Safety findings with GQ1010 in a non-human primate (NHP) study indicated a differentiated profile and highest non-severe toxic dose (HNSTD) of greater than 30 mg/kg, which may translate to a wider therapeutic window in human studies relative to more advanced TROP2 ADCs in development. Plasma stability studies showed 98% retention of drug-to-antibody ratio (DAR) for GQ1010, attributable to its unique, irreversible cleavable linker chemistry.

"These preclinical findings are driven by GQ1010’s unique ADC design, which utilizes site-specific enzymatic conjugation technology and a novel linker-payload which confer potent cytotoxicity and better stability in the plasma," said Qin Gang, Ph.D., CEO of GeneQuantum Healthcare. "The preclinical differentiation seen with GQ1010 provides further validation of the capabilities of the GeneQuantum platform to produce best-in-class bioconjugates, as was also observed in a Phase 1a study of the HER2-directed ADC, GQ1001."

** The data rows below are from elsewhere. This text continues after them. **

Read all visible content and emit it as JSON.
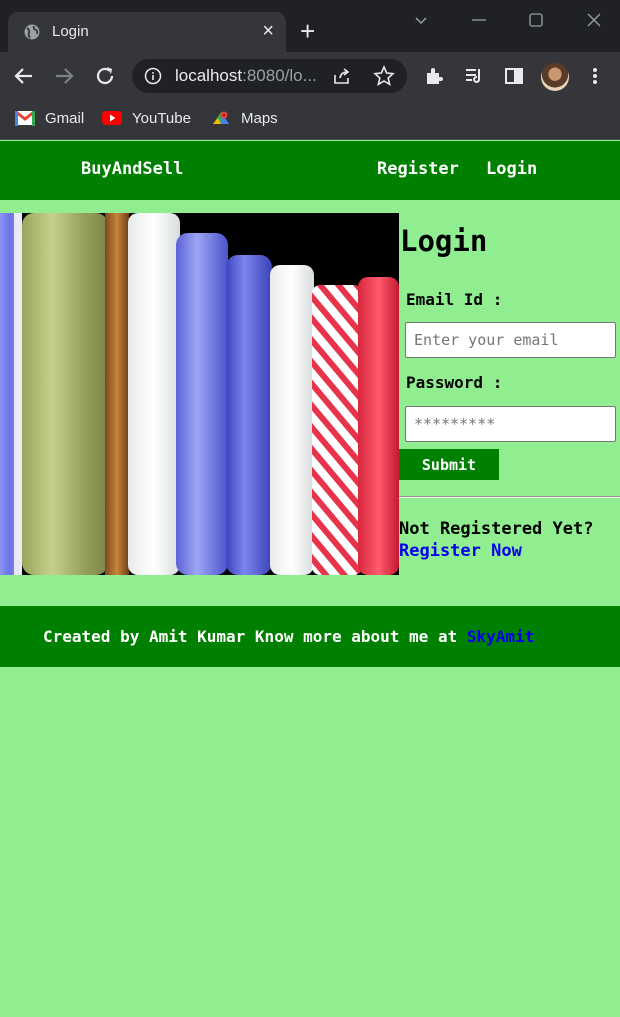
{
  "browser": {
    "tab_title": "Login",
    "tab_close": "×",
    "new_tab": "+",
    "url_host": "localhost",
    "url_rest": ":8080/lo...",
    "bookmarks": [
      {
        "label": "Gmail",
        "icon": "gmail-icon"
      },
      {
        "label": "YouTube",
        "icon": "youtube-icon"
      },
      {
        "label": "Maps",
        "icon": "maps-icon"
      }
    ]
  },
  "header": {
    "brand": "BuyAndSell",
    "nav": [
      "Register",
      "Login"
    ]
  },
  "login": {
    "title": "Login",
    "email_label": "Email Id :",
    "email_placeholder": "Enter your email",
    "password_label": "Password :",
    "password_placeholder": "*********",
    "submit_label": "Submit",
    "not_registered": "Not Registered Yet?",
    "register_link": "Register Now"
  },
  "footer": {
    "text": "Created by Amit Kumar Know more about me at",
    "link": "SkyAmit"
  },
  "colors": {
    "page_bg": "#90ee90",
    "header_bg": "#008000",
    "link": "#0000ee"
  }
}
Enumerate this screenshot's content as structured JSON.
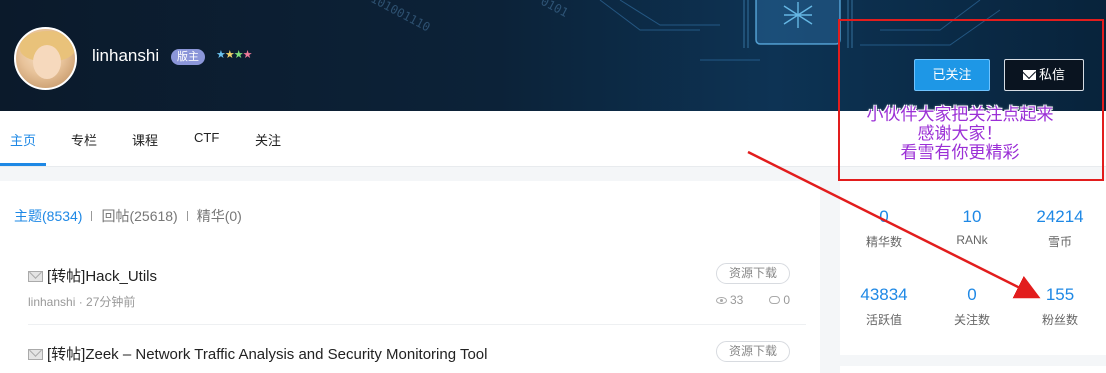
{
  "profile": {
    "username": "linhanshi",
    "role_badge": "版主",
    "stars": [
      "★",
      "★",
      "★",
      "★"
    ]
  },
  "actions": {
    "follow_label": "已关注",
    "message_label": "私信"
  },
  "tabs": [
    {
      "label": "主页"
    },
    {
      "label": "专栏"
    },
    {
      "label": "课程"
    },
    {
      "label": "CTF"
    },
    {
      "label": "关注"
    }
  ],
  "filters": {
    "topics": "主题(8534)",
    "replies": "回帖(25618)",
    "essence": "精华(0)"
  },
  "posts": [
    {
      "title": "[转帖]Hack_Utils",
      "tag": "资源下载",
      "author": "linhanshi",
      "time": "· 27分钟前",
      "views": "33",
      "comments": "0"
    },
    {
      "title": "[转帖]Zeek – Network Traffic Analysis and Security Monitoring Tool",
      "tag": "资源下载"
    }
  ],
  "stats": [
    {
      "value": "0",
      "label": "精华数"
    },
    {
      "value": "10",
      "label": "RANk"
    },
    {
      "value": "24214",
      "label": "雪币"
    },
    {
      "value": "43834",
      "label": "活跃值"
    },
    {
      "value": "0",
      "label": "关注数"
    },
    {
      "value": "155",
      "label": "粉丝数"
    }
  ],
  "annotation": {
    "lines": [
      "小伙伴大家把关注点起来",
      "感谢大家！",
      "看雪有你更精彩"
    ]
  },
  "banner_binary": [
    "101001110",
    "0101"
  ],
  "colors": {
    "accent": "#1e88e5",
    "annotation_red": "#e21d1d",
    "annotation_text": "#9b2fd6"
  }
}
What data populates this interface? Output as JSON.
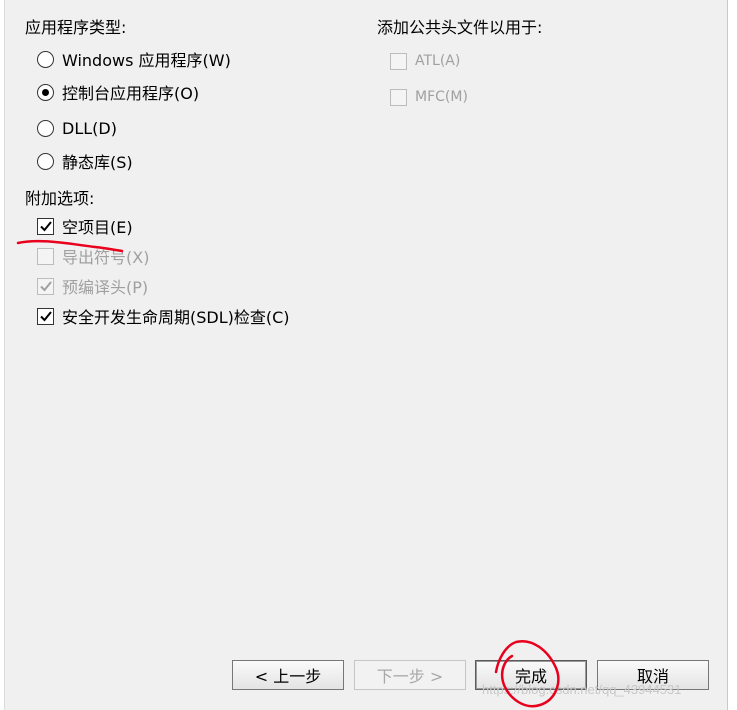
{
  "app_type": {
    "heading": "应用程序类型:",
    "options": [
      {
        "label": "Windows 应用程序(W)",
        "selected": false
      },
      {
        "label": "控制台应用程序(O)",
        "selected": true
      },
      {
        "label": "DLL(D)",
        "selected": false
      },
      {
        "label": "静态库(S)",
        "selected": false
      }
    ]
  },
  "headers": {
    "heading": "添加公共头文件以用于:",
    "options": [
      {
        "label": "ATL(A)",
        "checked": false,
        "enabled": false
      },
      {
        "label": "MFC(M)",
        "checked": false,
        "enabled": false
      }
    ]
  },
  "extra": {
    "heading": "附加选项:",
    "options": [
      {
        "label": "空项目(E)",
        "checked": true,
        "enabled": true
      },
      {
        "label": "导出符号(X)",
        "checked": false,
        "enabled": false
      },
      {
        "label": "预编译头(P)",
        "checked": true,
        "enabled": false
      },
      {
        "label": "安全开发生命周期(SDL)检查(C)",
        "checked": true,
        "enabled": true
      }
    ]
  },
  "buttons": {
    "back": "< 上一步",
    "next": "下一步 >",
    "finish": "完成",
    "cancel": "取消"
  },
  "watermark": "https://blog.csdn.net/qq_43944531",
  "annotation_color": "#e8001c"
}
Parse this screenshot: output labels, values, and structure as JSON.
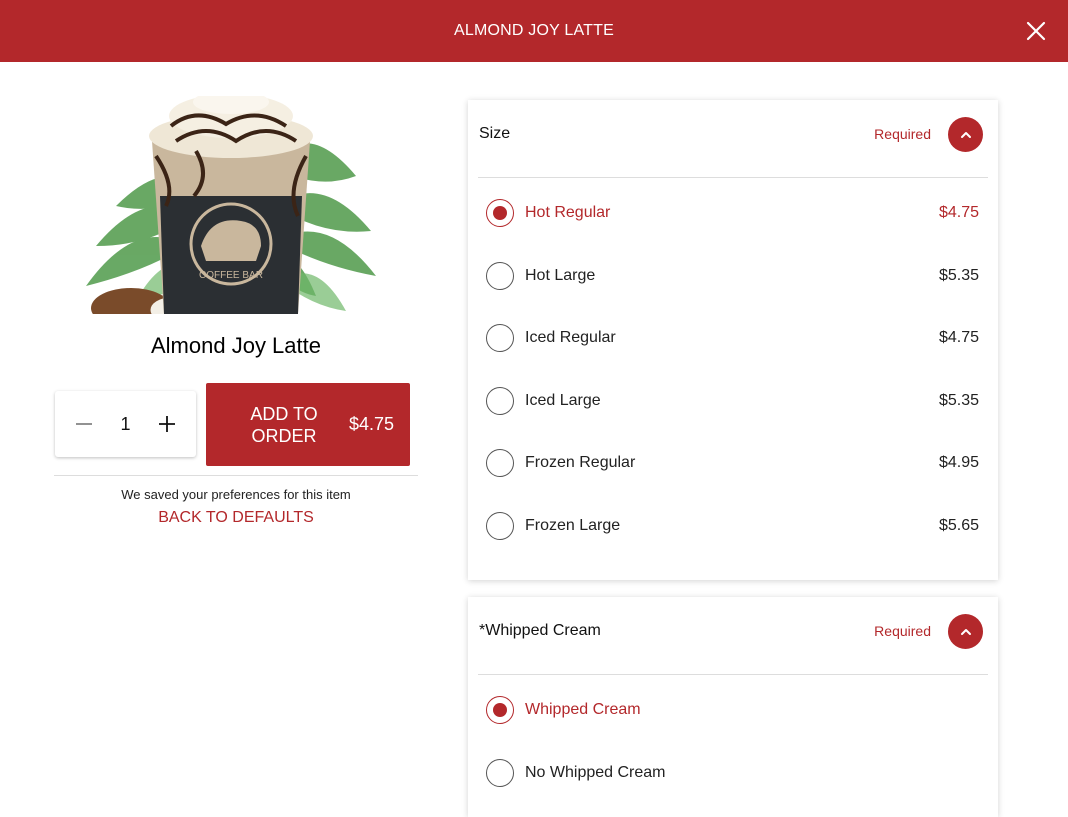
{
  "header": {
    "title": "ALMOND JOY LATTE"
  },
  "product": {
    "name": "Almond Joy Latte",
    "image_text": "COFFEE BAR",
    "quantity": "1",
    "add_to_order_label": "ADD TO ORDER",
    "price": "$4.75",
    "preferences_note": "We saved your preferences for this item",
    "back_to_defaults": "BACK TO DEFAULTS"
  },
  "size_group": {
    "title": "Size",
    "required": "Required",
    "options": [
      {
        "label": "Hot Regular",
        "price": "$4.75",
        "selected": true
      },
      {
        "label": "Hot Large",
        "price": "$5.35",
        "selected": false
      },
      {
        "label": "Iced Regular",
        "price": "$4.75",
        "selected": false
      },
      {
        "label": "Iced Large",
        "price": "$5.35",
        "selected": false
      },
      {
        "label": "Frozen Regular",
        "price": "$4.95",
        "selected": false
      },
      {
        "label": "Frozen Large",
        "price": "$5.65",
        "selected": false
      }
    ]
  },
  "whipped_group": {
    "title": "*Whipped Cream",
    "required": "Required",
    "options": [
      {
        "label": "Whipped Cream",
        "selected": true
      },
      {
        "label": "No Whipped Cream",
        "selected": false
      }
    ]
  },
  "colors": {
    "accent": "#b3282b"
  },
  "icons": {
    "close": "close-icon",
    "collapse": "chevron-up-icon",
    "minus": "minus-icon",
    "plus": "plus-icon"
  }
}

"TROP2 is a highly validated target in oncology, and TROP2-directed therapies are an important potential treatment option for a large number of cancers," remarked Brian Lestini, MD PhD, CEO of Pyramid Biosciences. "However, despite the TROP2 agents currently approved or in development, there remains significant unmet need for therapies that improve efficacy while reducing the potential for serious toxicities and optimizing therapeutic index and combinability. Preclinical data demonstrates the potential for GQ1010’s unique ADC chemistry to provide a superior, best-in-class clinical profile and improve patient outcomes. Based on this preclinical data, we are excited to be moving GQ1010 into clinical development."

The AACR (Free AACR Whitepaper) annual meeting poster presentation details are as follows:
Title: Preclinical characterization of GQ1010, a next generation Trop2 ADC with the best-in-class potential against diverse Trop2 positive solid tumors
First Author: Yajun Sun
Session: PO.ET02.06 – Antibody Drug Conjugates
Abstract #: 1549

About TROP2
TROP2 is a cell surface glycoprotein that is highly expressed in a variety of tumors including breast, lung, pancreatic, ovarian, and prostate cancer, and plays a role in tumor cell proliferation. Currently TRODELVY (Gilead) is the only approved TROP2 ADC, with indications in triple-negative breast cancer, hormone-receptor positive breast cancer, and urothelial cancer. Clinical data have also been previously reported for TROP2 ADCs in development by Daiichi-Sankyo and Merck & Co.